As the deadline for the voting on the local council
elections in Scotland draws nearer, the main parties have really began to up
their ante as many votes as possible.
Any Scottish citizen, say ten years ago, could pretty much predict the
outcome of any local election. Labour here, wee bit of Tory down there and Lib
Dem all the way up there. Up until the turn of the millennia, Scotland’s
politics seemed as though they would never change. The main parties thought that
they would always be elected into the seats they were expected to and basically
thought ‘why bother? It’s never going to change anyways’… or at least they
thought.
The year of 2007 was the real game changer. The SNP, for
many years considered a fringe party, swept into government, much to the
bewilderment of the former main parties. After almost identical results year
in, year out… something had finally changed. For the first time since the
Scottish Parliament was opened, we had a non-Labour government. What could be
the reasons behind this? You may ask. Well, let’s try and find some reasons.
Coming from probably the most die-hard area for Labour
control, North Lanarkshire, I had always been encompassed in a one-party state
of mind. Everyone I knew supported Labour. Everyone in my family supported
Labour. Every one of my teachers and friends at school supported labour. I was
in a paradise for Labour supporters. I grew up in a Labour town, with a Labour
family, with Labour friends and in a Labour country.

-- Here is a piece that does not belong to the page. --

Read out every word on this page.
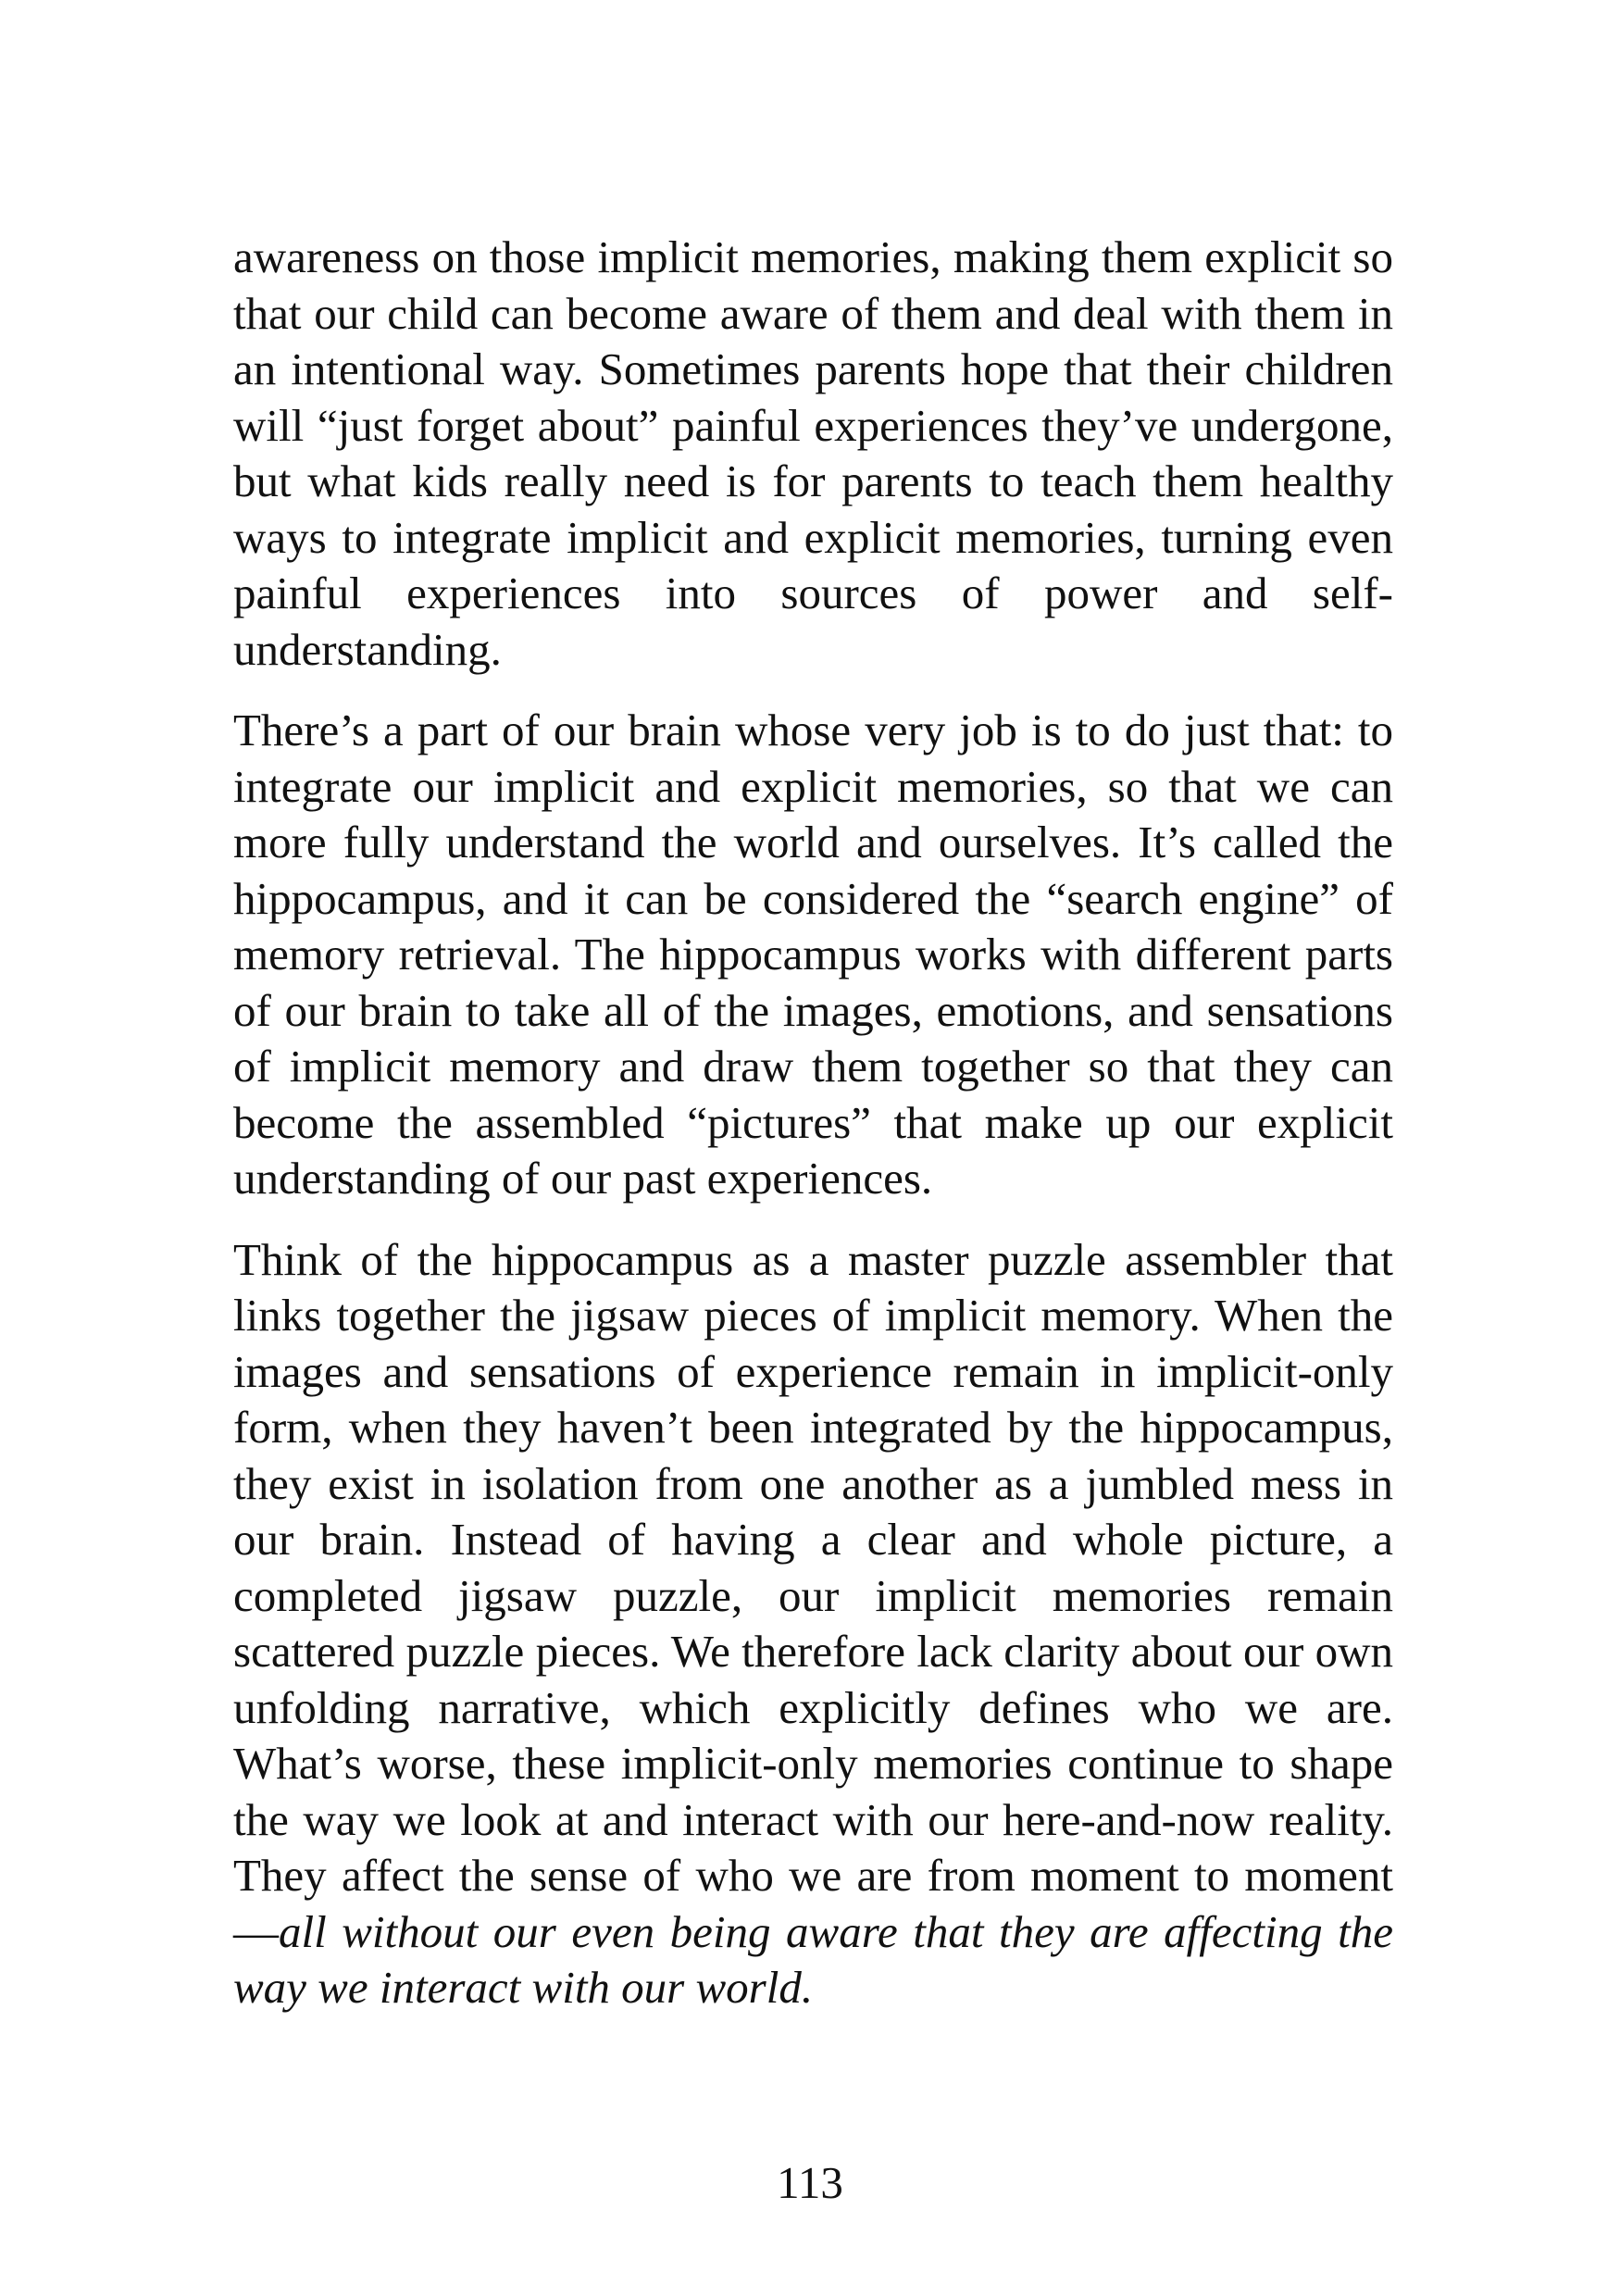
awareness on those implicit memories, making them explicit so that our child can become aware of them and deal with them in an intentional way. Sometimes parents hope that their children will “just forget about” painful experiences they’ve undergone, but what kids really need is for parents to teach them healthy ways to integrate implicit and explicit memories, turning even painful experiences into sources of power and self-understanding.

There’s a part of our brain whose very job is to do just that: to integrate our implicit and explicit memories, so that we can more fully understand the world and ourselves. It’s called the hippocampus, and it can be considered the “search engine” of memory retrieval. The hippocampus works with different parts of our brain to take all of the images, emotions, and sensations of implicit memory and draw them together so that they can become the assembled “pictures” that make up our explicit understanding of our past experiences.

Think of the hippocampus as a master puzzle assembler that links together the jigsaw pieces of implicit memory. When the images and sensations of experience remain in implicit-only form, when they haven’t been integrated by the hippocampus, they exist in isolation from one another as a jumbled mess in our brain. Instead of having a clear and whole picture, a completed jigsaw puzzle, our implicit memories remain scattered puzzle pieces. We therefore lack clarity about our own unfolding narrative, which explicitly defines who we are. What’s worse, these implicit-only memories continue to shape the way we look at and interact with our here-and-now reality. They affect the sense of who we are from moment to moment—all without our even being aware that they are affecting the way we interact with our world.

113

From my dad’s time growing up, almost everyone in my town
was working class; they either worked in the foundries, factories or the
railway. Not many people worked in the service or private sector. To everyone,
Labour was the party for them, Trade-unions, fair wages and workers’ rights
were all part of the Labour package. The Tory’s and the Lib Dems were seen as
the party for the middle & upper-classes and the SNP were considered a
strange nationalist fringe-party.
By the time Scotland arrived at my time on earth, the
politics had hardly changed, but the society we lived in had. No factories in
Coatbridge remained, the private & service sectors were flourishing and we
hurtled towards a new millennium. Everyone in my generation in Coatbridge had
come from a Labour family, in a Labour town. Which is precisely the problem,
nothing up until recently in politics had changed, but our society is totally
different from what it used to be in Scotland.
As recent evidence has shown, Scotland has moved forward
into a quite breath-taking future. We have become the European centre for
renewable energy Technology. We are showing signs of lower economic inactivity
and higher employment than anywhere else in the UK outside of the South-East.

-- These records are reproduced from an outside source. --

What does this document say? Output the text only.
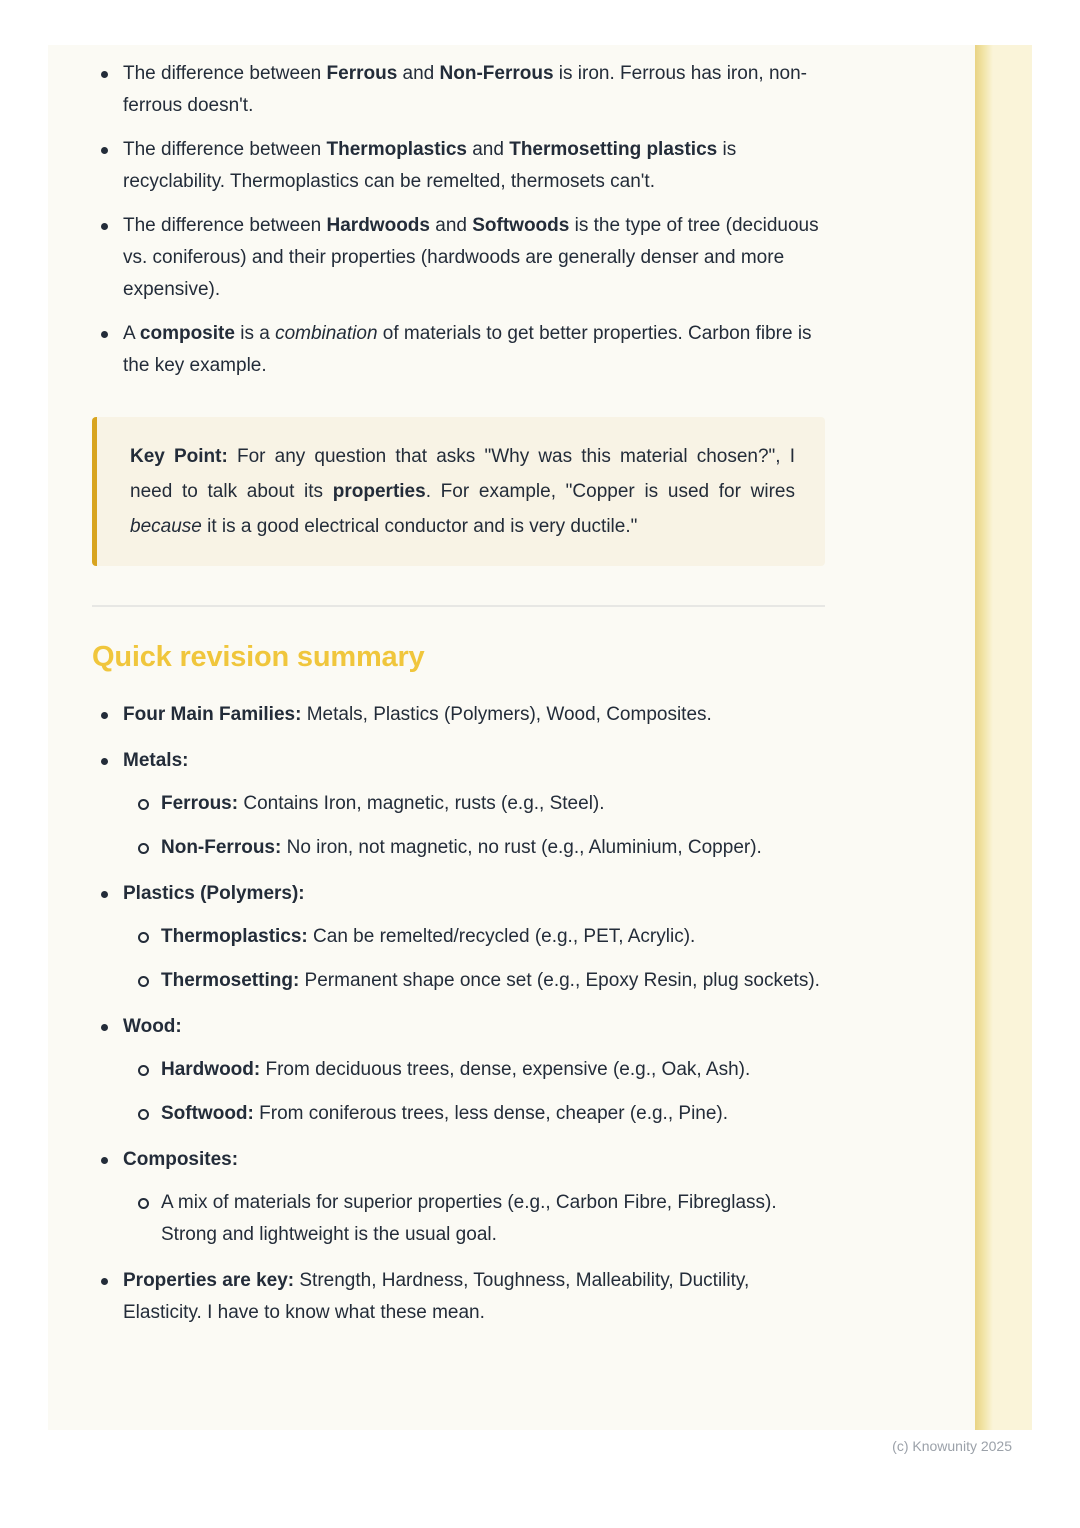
The difference between Ferrous and Non-Ferrous is iron. Ferrous has iron, non-ferrous doesn't.
The difference between Thermoplastics and Thermosetting plastics is recyclability. Thermoplastics can be remelted, thermosets can't.
The difference between Hardwoods and Softwoods is the type of tree (deciduous vs. coniferous) and their properties (hardwoods are generally denser and more expensive).
A composite is a combination of materials to get better properties. Carbon fibre is the key example.
Key Point: For any question that asks "Why was this material chosen?", I need to talk about its properties. For example, "Copper is used for wires because it is a good electrical conductor and is very ductile."
Quick revision summary
Four Main Families: Metals, Plastics (Polymers), Wood, Composites.
Metals:
Ferrous: Contains Iron, magnetic, rusts (e.g., Steel).
Non-Ferrous: No iron, not magnetic, no rust (e.g., Aluminium, Copper).
Plastics (Polymers):
Thermoplastics: Can be remelted/recycled (e.g., PET, Acrylic).
Thermosetting: Permanent shape once set (e.g., Epoxy Resin, plug sockets).
Wood:
Hardwood: From deciduous trees, dense, expensive (e.g., Oak, Ash).
Softwood: From coniferous trees, less dense, cheaper (e.g., Pine).
Composites:
A mix of materials for superior properties (e.g., Carbon Fibre, Fibreglass). Strong and lightweight is the usual goal.
Properties are key: Strength, Hardness, Toughness, Malleability, Ductility, Elasticity. I have to know what these mean.
(c) Knowunity 2025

The financial sector in Edinburgh is even doing well despite the infamous
recession (and double-dip just recently, thank you ever much Mr Cameron),
accounting for £7 billion GDP per annum. Heck, Scotland is slowly becoming one
of the centres for games development, with Scotland being ranked 3rd
out of the 50 top games development countries in Europe. With companies such as Rock Star, makers of
the well-known GTA franchise.
All of these findings are in stark contrast to how Scotland
used to be. The politics however up until recently were exactly how it used to
be. The Westminster based parties, represent how Scotland used to be, not how
it is now. Which is another reason for independence; we need a system of
Scottish parties, working for Scotland and for the people of Scotland. Not
Westminster parties treating our votes, as votes for Westminster. I would urge
every Scot to vote against the Westminster parties, to show them that our
nation is changing and that simply polishing the apple of yesterday to appeal
to the old sectors of Scottish society will no longer work.